Zettai Muteki Raijin-Oh - Cultural Impact

Cultural Impact

Raijin-Oh was a tremendously popular series at the time of its release, spawning two similar sequels and OVAs. This led to waves of similar TV shows in the early 90s, where a child or children were made into the pilots of giant robots. This was a significant change of pace for the mecha genre, which usually pursued an older demographic and used teenage or adult characters as pilots.

To modern fans, Raijin-Oh is probably most notable for being the subject of the deconstruction manga series Bokurano. Bokurano contains many plot elements that directly parody Raijin-Oh's premise, characters, and especially its tone. Otherwise Raijin-Oh had little worldwide impact, despite some success in Southeast Asian countries like China and Taiwan.
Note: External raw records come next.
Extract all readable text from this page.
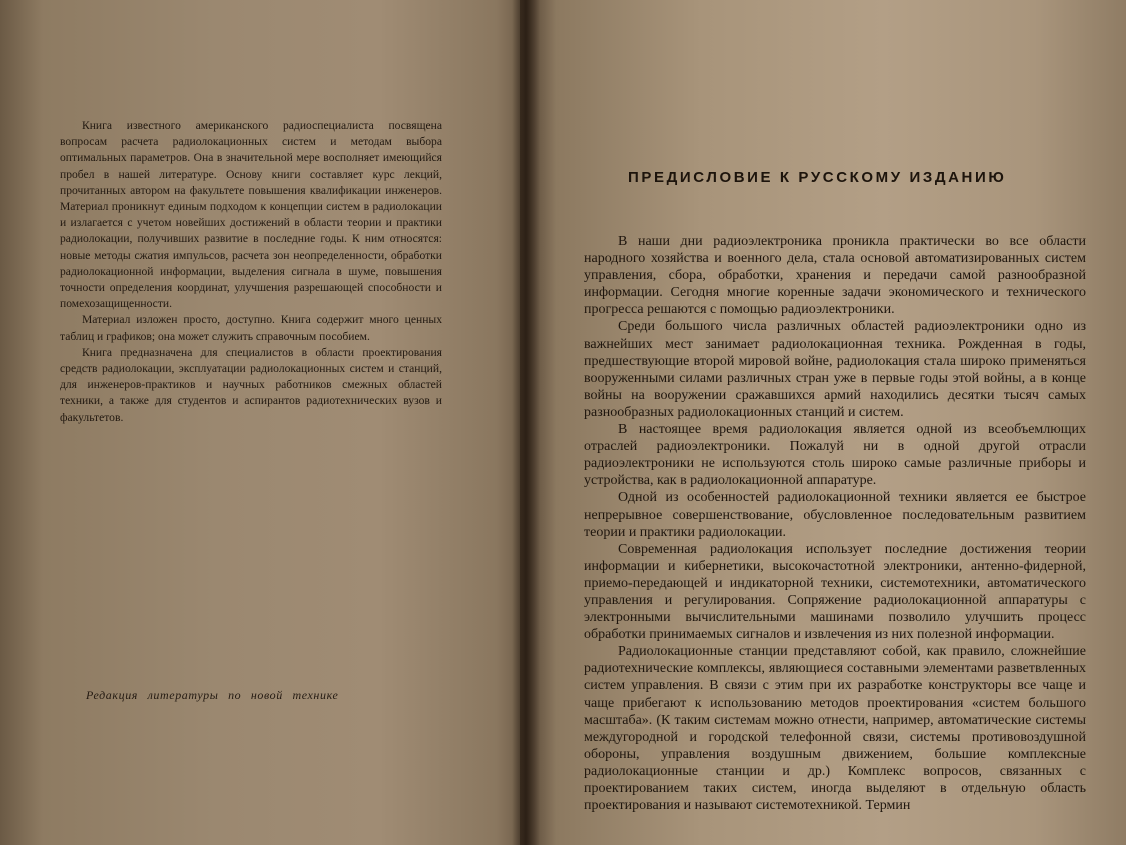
Книга известного американского радиоспециалиста посвящена вопросам расчета радиолокационных систем и методам выбора оптимальных параметров. Она в значительной мере восполняет имеющийся пробел в нашей литературе. Основу книги составляет курс лекций, прочитанных автором на факультете повышения квалификации инженеров. Материал проникнут единым подходом к концепции систем в радиолокации и излагается с учетом новейших достижений в области теории и практики радиолокации, получивших развитие в последние годы. К ним относятся: новые методы сжатия импульсов, расчета зон неопределенности, обработки радиолокационной информации, выделения сигнала в шуме, повышения точности определения координат, улучшения разрешающей способности и помехозащищенности.

Материал изложен просто, доступно. Книга содержит много ценных таблиц и графиков; она может служить справочным пособием.

Книга предназначена для специалистов в области проектирования средств радиолокации, эксплуатации радиолокационных систем и станций, для инженеров-практиков и научных работников смежных областей техники, а также для студентов и аспирантов радиотехнических вузов и факультетов.

Редакция литературы по новой технике

ПРЕДИСЛОВИЕ К РУССКОМУ ИЗДАНИЮ

В наши дни радиоэлектроника проникла практически во все области народного хозяйства и военного дела, стала основой автоматизированных систем управления, сбора, обработки, хранения и передачи самой разнообразной информации. Сегодня многие коренные задачи экономического и технического прогресса решаются с помощью радиоэлектроники.

Среди большого числа различных областей радиоэлектроники одно из важнейших мест занимает радиолокационная техника. Рожденная в годы, предшествующие второй мировой войне, радиолокация стала широко применяться вооруженными силами различных стран уже в первые годы этой войны, а в конце войны на вооружении сражавшихся армий находились десятки тысяч самых разнообразных радиолокационных станций и систем.

В настоящее время радиолокация является одной из всеобъемлющих отраслей радиоэлектроники. Пожалуй ни в одной другой отрасли радиоэлектроники не используются столь широко самые различные приборы и устройства, как в радиолокационной аппаратуре.

Одной из особенностей радиолокационной техники является ее быстрое непрерывное совершенствование, обусловленное последовательным развитием теории и практики радиолокации.

Современная радиолокация использует последние достижения теории информации и кибернетики, высокочастотной электроники, антенно-фидерной, приемо-передающей и индикаторной техники, системотехники, автоматического управления и регулирования. Сопряжение радиолокационной аппаратуры с электронными вычислительными машинами позволило улучшить процесс обработки принимаемых сигналов и извлечения из них полезной информации.

Радиолокационные станции представляют собой, как правило, сложнейшие радиотехнические комплексы, являющиеся составными элементами разветвленных систем управления. В связи с этим при их разработке конструкторы все чаще и чаще прибегают к использованию методов проектирования «систем большого масштаба». (К таким системам можно отнести, например, автоматические системы междугородной и городской телефонной связи, системы противовоздушной обороны, управления воздушным движением, большие комплексные радиолокационные станции и др.) Комплекс вопросов, связанных с проектированием таких систем, иногда выделяют в отдельную область проектирования и называют системотехникой. Термин
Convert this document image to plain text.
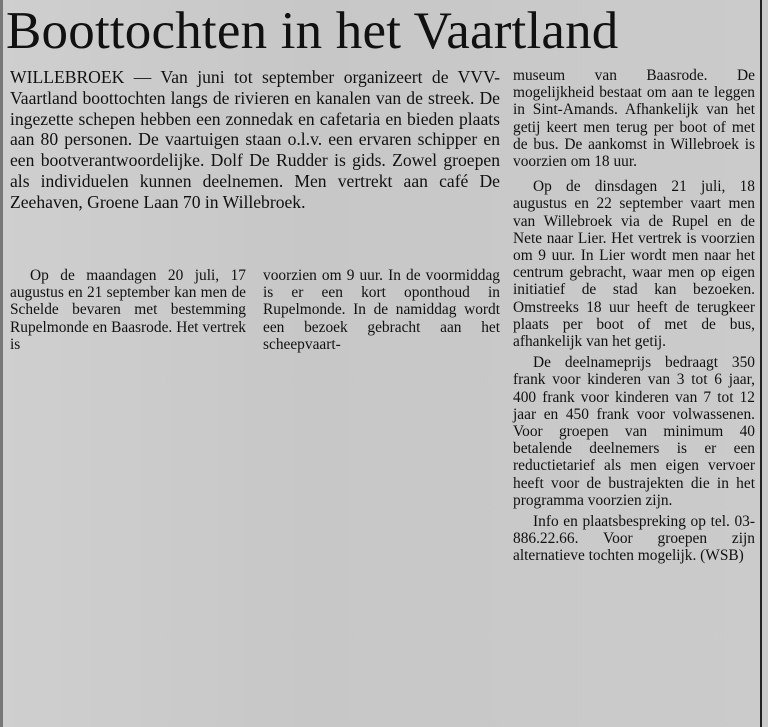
Boottochten in het Vaartland

WILLEBROEK — Van juni tot september organizeert de VVV-Vaartland boottochten langs de rivieren en kanalen van de streek. De ingezette schepen hebben een zonnedak en cafetaria en bieden plaats aan 80 personen. De vaartuigen staan o.l.v. een ervaren schipper en een bootverantwoordelijke. Dolf De Rudder is gids. Zowel groepen als individuelen kunnen deelnemen. Men vertrekt aan café De Zeehaven, Groene Laan 70 in Willebroek.

Op de maandagen 20 juli, 17 augustus en 21 september kan men de Schelde bevaren met bestemming Rupelmonde en Baasrode. Het vertrek is

voorzien om 9 uur. In de voormiddag is er een kort oponthoud in Rupelmonde. In de namiddag wordt een bezoek gebracht aan het scheepvaart-

museum van Baasrode. De mogelijkheid bestaat om aan te leggen in Sint-Amands. Afhankelijk van het getij keert men terug per boot of met de bus. De aankomst in Willebroek is voorzien om 18 uur.

Op de dinsdagen 21 juli, 18 augustus en 22 september vaart men van Willebroek via de Rupel en de Nete naar Lier. Het vertrek is voorzien om 9 uur. In Lier wordt men naar het centrum gebracht, waar men op eigen initiatief de stad kan bezoeken. Omstreeks 18 uur heeft de terugkeer plaats per boot of met de bus, afhankelijk van het getij.

De deelnameprijs bedraagt 350 frank voor kinderen van 3 tot 6 jaar, 400 frank voor kinderen van 7 tot 12 jaar en 450 frank voor volwassenen. Voor groepen van minimum 40 betalende deelnemers is er een reductietarief als men eigen vervoer heeft voor de bustrajekten die in het programma voorzien zijn.

Info en plaatsbespreking op tel. 03-886.22.66. Voor groepen zijn alternatieve tochten mogelijk. (WSB)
Raijin-Oh was featured in the New Century Brave Wars game, along with several of the Yuusha series robots, also created by Sunrise at around the same time. The reason for this was likely to have been the similarities between the Yuusha series and the Eldran trilogy, that and both series were animated by Sunrise. The toy company which made the Yuusha series, Takara would later merge with Tomy and thus both companies had access to each other's toy ideas, hence why Raijin-Oh was part of the video game. However the other two Eldran series, Genki Bakuhatsu Ganbaruger and Nekketsu Saikyo Go-Saurer were not included; in fact a few of the Yuusha series robots were also left out of the game.

Raijin-Oh has only recently begun to appear in Banpresto's Super Robot Taisen series of games. It has appeared in Super Robot Taisen GC, Super Robot Taisen XO, and Super Robot Taisen Neo. This is in part due to the fact that the Super Robot Taisen series largely concerned itself with 70's and 80's series at the time the game series began in the early 90's. As of 2009, Raijin-Oh is nearly 20 years old and therefore old enough to be nostalgic to adult gamers. It is not clear why Raijin-Oh has only appeared in the 3D Super Robot Taisen games that appear on Nintendo consoles, as opposed to the more popular 2D games that appear on PlayStation systems and Nintendo handhelds.